Écrire sur des peaux d’animaux étirées n’était pas vraiment une idée nouvelle à l’époque des Grecs de l’Antiquité. Les gens raclaient et séchaient les peaux depuis des siècles. Mais vers le IIe siècle avant JC, les choses ont changé à Pergame (aujourd’hui Bergama, en Turquie). C’est de là que vient le nom parchemin. La ville n’a pas forcément inventé le concept de l’écriture sur la peau. Ils ont perfectionné le processus.
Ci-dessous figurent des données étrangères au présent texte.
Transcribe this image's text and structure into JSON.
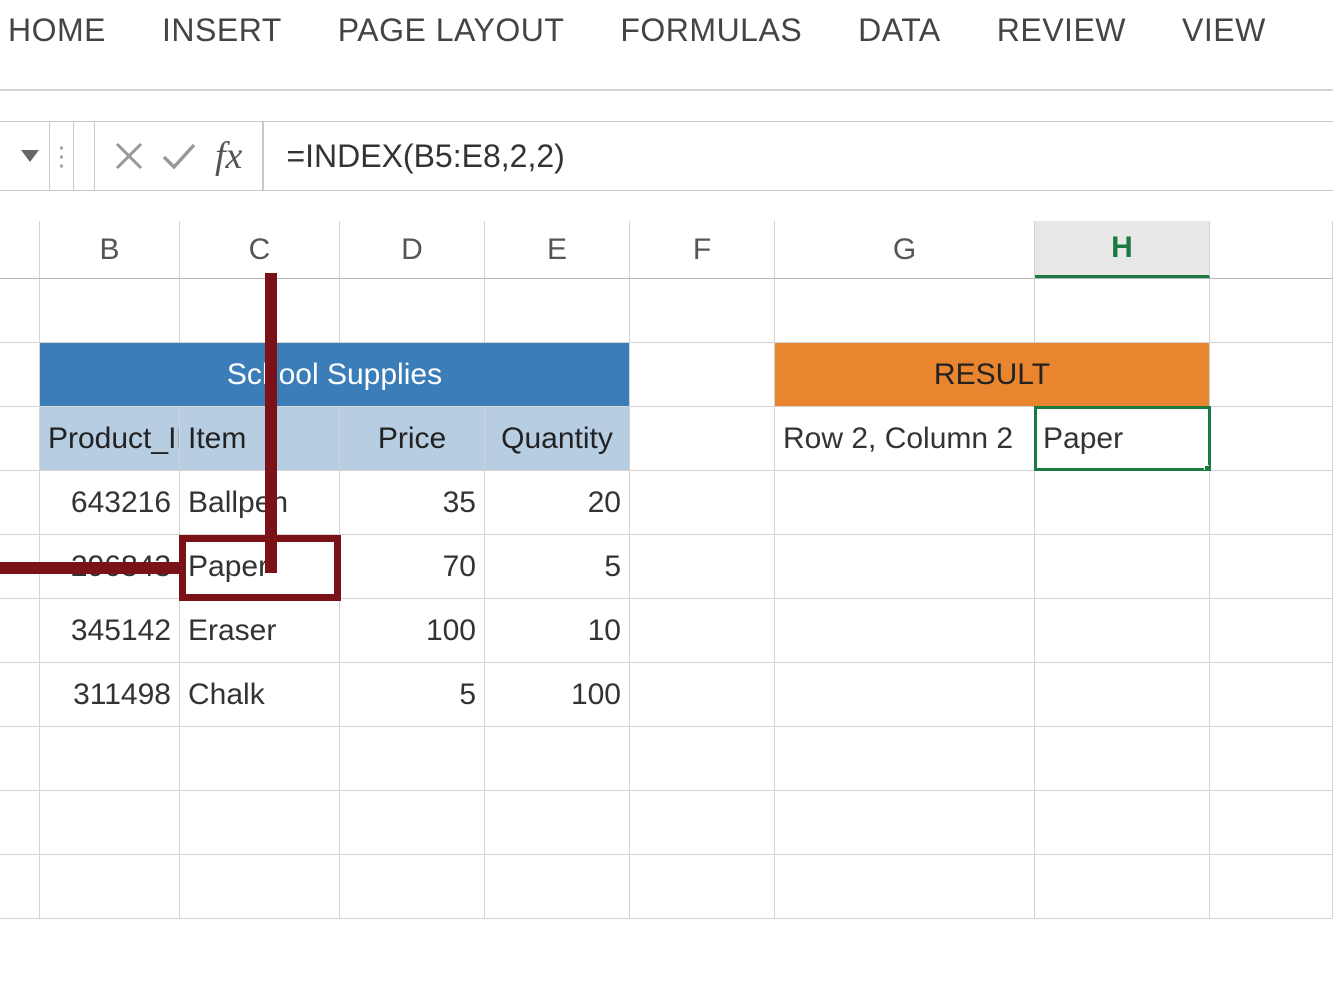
{
  "ribbon": {
    "tabs": [
      "HOME",
      "INSERT",
      "PAGE LAYOUT",
      "FORMULAS",
      "DATA",
      "REVIEW",
      "VIEW"
    ]
  },
  "formula_bar": {
    "fx_label": "fx",
    "formula": "=INDEX(B5:E8,2,2)"
  },
  "columns": [
    "B",
    "C",
    "D",
    "E",
    "F",
    "G",
    "H"
  ],
  "selected_column": "H",
  "data_table": {
    "title": "School Supplies",
    "headers": [
      "Product_ID",
      "Item",
      "Price",
      "Quantity"
    ],
    "rows": [
      {
        "product_id": "643216",
        "item": "Ballpen",
        "price": "35",
        "quantity": "20"
      },
      {
        "product_id": "296843",
        "item": "Paper",
        "price": "70",
        "quantity": "5"
      },
      {
        "product_id": "345142",
        "item": "Eraser",
        "price": "100",
        "quantity": "10"
      },
      {
        "product_id": "311498",
        "item": "Chalk",
        "price": "5",
        "quantity": "100"
      }
    ]
  },
  "result_table": {
    "title": "RESULT",
    "label": "Row 2, Column 2",
    "value": "Paper"
  },
  "annotation": {
    "highlighted_cell": "Paper"
  }
}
La percée a été mécanique. Une nouvelle méthode de nettoyage, d’étirement et de grattage a rendu le matériau suffisamment fin pour pouvoir écrire des deux côtés. Avant cela, vous étiez principalement coincé avec des parchemins. Un côté à la fois. C’était maladroit. C’était inefficace. Avec une meilleure préparation, les scribes pourraient transformer une seule feuille en deux pages. Ce changement technique a tué le parchemin. Elle a donné naissance au codex. Le livre relié. Nous utilisons encore ce format aujourd’hui grâce à quelques bouchers qualifiés en Turquie qui ont découvert comment rendre la peau de chèvre plus lisible.
Pourquoi le vélin est devenu la référence
Tous les parchemins ne sont pas égaux. Le terme vélin est apparu plus tard pour décrire les produits haut de gamme. Il provenait des peaux les plus délicates. Pensez aux veaux, aux chevreaux ou aux agneaux nouveau-nés. Parfois mort-né. Plus la peau est fine, plus le fini est lisse.
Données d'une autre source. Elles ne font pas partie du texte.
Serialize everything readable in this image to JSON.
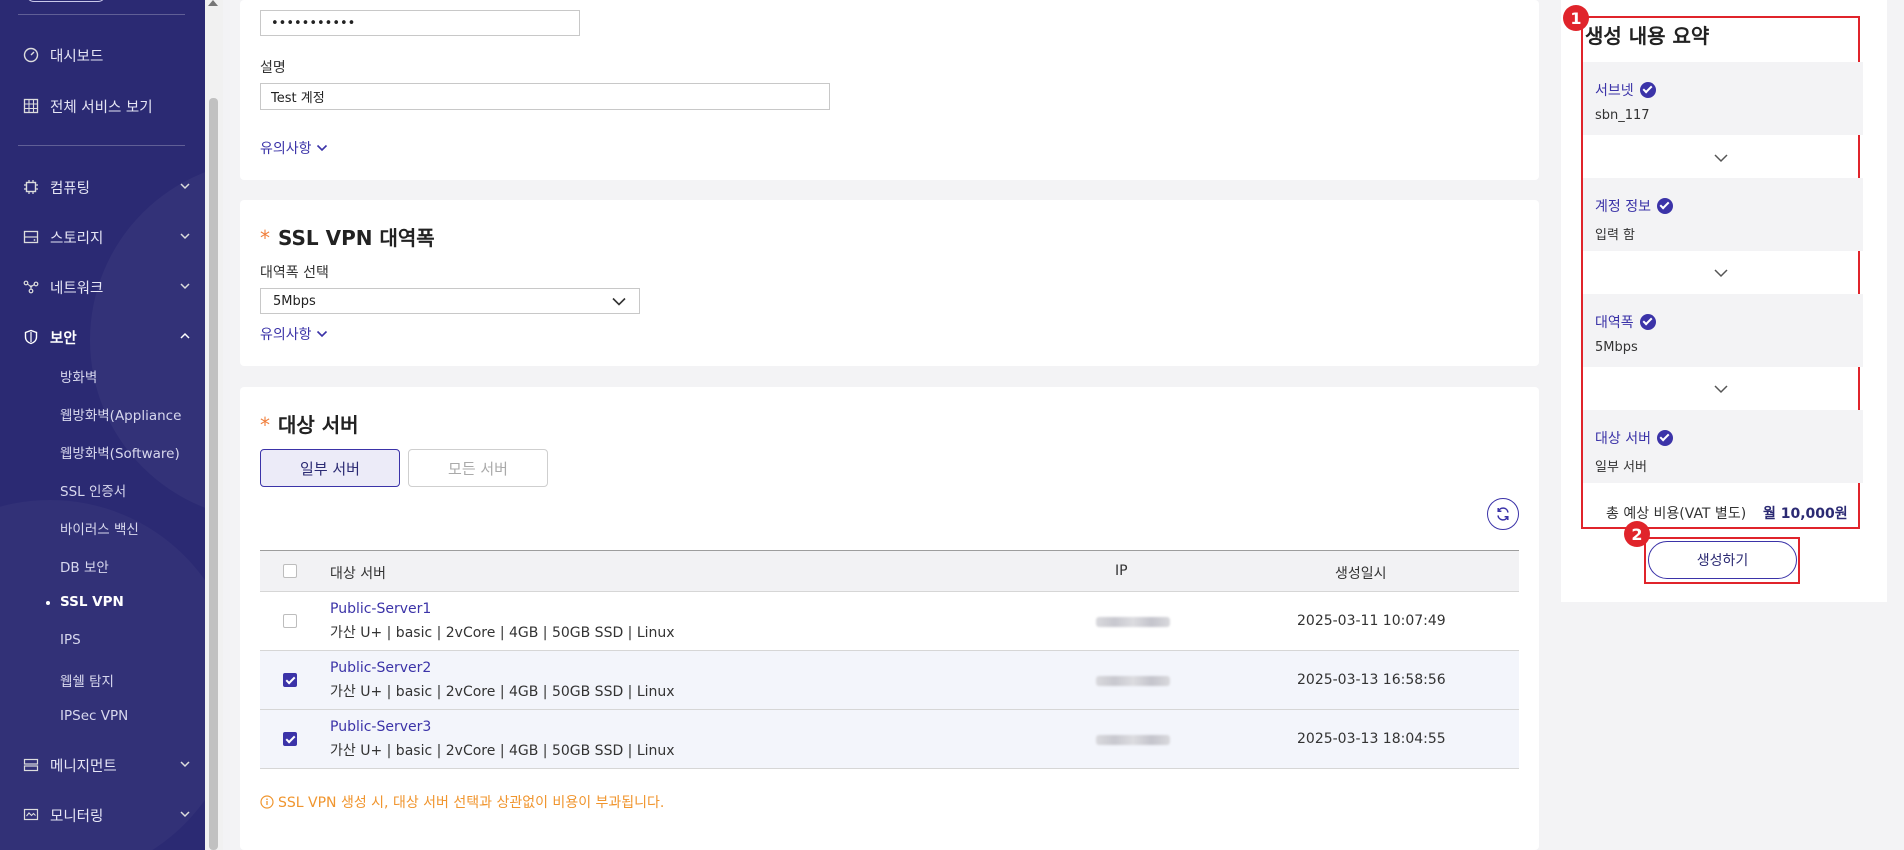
{
  "sidebar": {
    "items": {
      "dashboard": "대시보드",
      "all_services": "전체 서비스 보기",
      "computing": "컴퓨팅",
      "storage": "스토리지",
      "network": "네트워크",
      "security": "보안",
      "management": "메니지먼트",
      "monitoring": "모니터링"
    },
    "security_sub": [
      "방화벽",
      "웹방화벽(Appliance",
      "웹방화벽(Software)",
      "SSL 인증서",
      "바이러스 백신",
      "DB 보안",
      "SSL VPN",
      "IPS",
      "웹쉘 탐지",
      "IPSec VPN"
    ]
  },
  "account": {
    "password_value": "•••••••••••",
    "desc_label": "설명",
    "desc_value": "Test 계정",
    "notice": "유의사항"
  },
  "bandwidth": {
    "title": "SSL VPN 대역폭",
    "required_mark": "*",
    "select_label": "대역폭 선택",
    "selected": "5Mbps",
    "notice": "유의사항"
  },
  "target": {
    "title": "대상 서버",
    "required_mark": "*",
    "toggle_some": "일부 서버",
    "toggle_all": "모든 서버",
    "columns": {
      "server": "대상 서버",
      "ip": "IP",
      "created": "생성일시"
    },
    "rows": [
      {
        "name": "Public-Server1",
        "spec": "가산 U+ | basic | 2vCore | 4GB | 50GB SSD | Linux",
        "date": "2025-03-11 10:07:49"
      },
      {
        "name": "Public-Server2",
        "spec": "가산 U+ | basic | 2vCore | 4GB | 50GB SSD | Linux",
        "date": "2025-03-13 16:58:56"
      },
      {
        "name": "Public-Server3",
        "spec": "가산 U+ | basic | 2vCore | 4GB | 50GB SSD | Linux",
        "date": "2025-03-13 18:04:55"
      }
    ],
    "warning": "SSL VPN 생성 시, 대상 서버 선택과 상관없이 비용이 부과됩니다."
  },
  "summary": {
    "title": "생성 내용 요약",
    "badge1": "1",
    "badge2": "2",
    "steps": [
      {
        "label": "서브넷",
        "value": "sbn_117"
      },
      {
        "label": "계정 정보",
        "value": "입력 함"
      },
      {
        "label": "대역폭",
        "value": "5Mbps"
      },
      {
        "label": "대상 서버",
        "value": "일부 서버"
      }
    ],
    "cost_label": "총 예상 비용(VAT 별도)",
    "cost_value": "월 10,000원",
    "create_button": "생성하기"
  },
  "colors": {
    "sidebar": "#2b2a73",
    "accent": "#3b33a8",
    "highlight": "#e0242b",
    "warning": "#f0952e"
  }
}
Les premiers vélins étaient vraiment de bonne qualité. Nous parlons de manuscrits du 6ème siècle après JC qui ont résisté pendant des millénaires. Puis la demande est montée en flèche. La qualité a chuté. Le marché a été inondé de matériaux de qualité inférieure. Les gens voulaient juste des livres. Des livres bon marché. Ce n’est qu’au XIIe siècle en Europe occidentale que les normes s’améliorèrent à nouveau. Les scribes voulaient du vélin doux et souple. Ils avaient besoin d’un matériau capable de supporter l’encre sans couler ni se fissurer.
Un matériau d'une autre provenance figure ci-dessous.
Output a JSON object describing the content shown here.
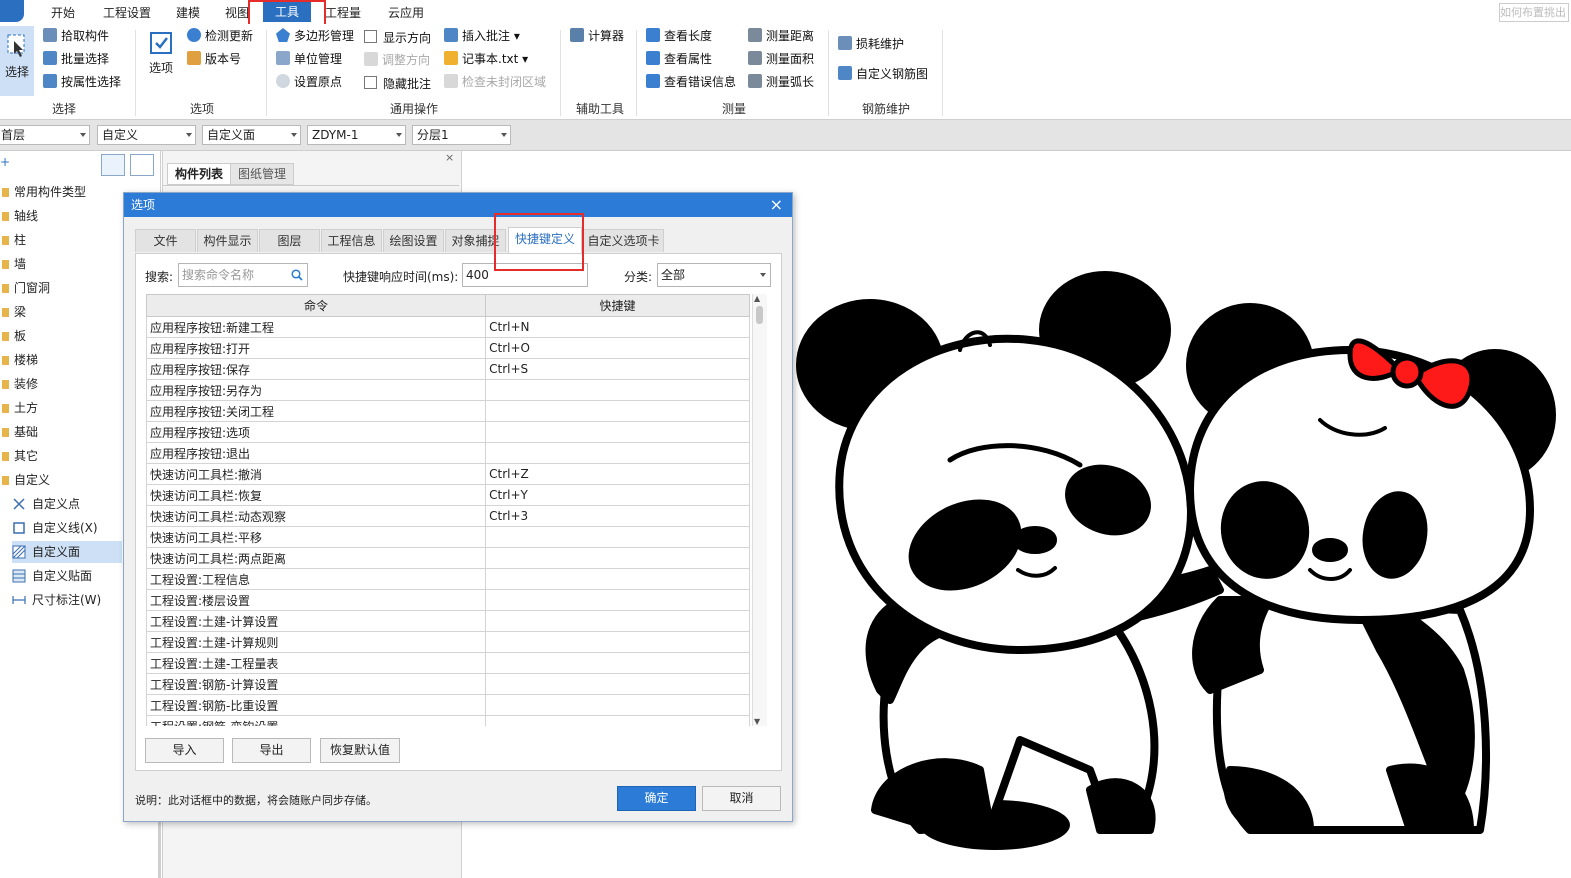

Il y avait aussi un marché de vanités. À Constantinople, ils ont produit une somptueuse version du matériau. Ils l’ont teint d’un violet profond et riche. Ensuite, ils l’ont écrit en argent et en or. Saint Jérôme le qualifiait de luxe inutile. Il avait probablement raison. La teinture violette n’a pas duré. Il s’est estompé ou a déteint. Mais l’or ? Cela est resté.
La pratique consistant à « enluminer » les manuscrits avec de l’or, de l’argent et d’autres teintes vives a pris son essor au cours du Moyen Âge européen. Ce n’était pas seulement une question de lisibilité. C’était une question de statut. Il s’agissait de se montrer. Un livre n’était pas seulement un contenant de texte. C’était un objet. Un bijou.
Ce que signifie le parchemin aujourd’hui
Si vous achetez un bloc de « papier sulfurisé » dans un magasin de fournitures de cuisine moderne, vous n’obtiendrez pas de peau d’animal. Vous obtenez de la pâte de bois et des chiffons. Papier de haute qualité avec une finition spéciale. Le terme a dérivé. Il décrit désormais une texture ou un aspect plutôt qu’une origine matérielle.
L’ancienne définition reste précise. Il fait référence à ces peaux transformées. Mouton. Chèvres. Veaux. Ceux qui nous ont permis de passer du défilement de l’histoire au feuilletage. Le passage physique du rouleau à la page reliée est la raison pour laquelle nous pouvons empiler des livres sur des étagères. Pourquoi nous pouvons les transporter dans des sacs. Pourquoi ne devons-nous pas déployer un tube de dix mètres à chaque fois que nous voulons lire un paragraphe.
Tout cela parce que quelqu’un à Pergame a décidé de gratter un peu plus fort.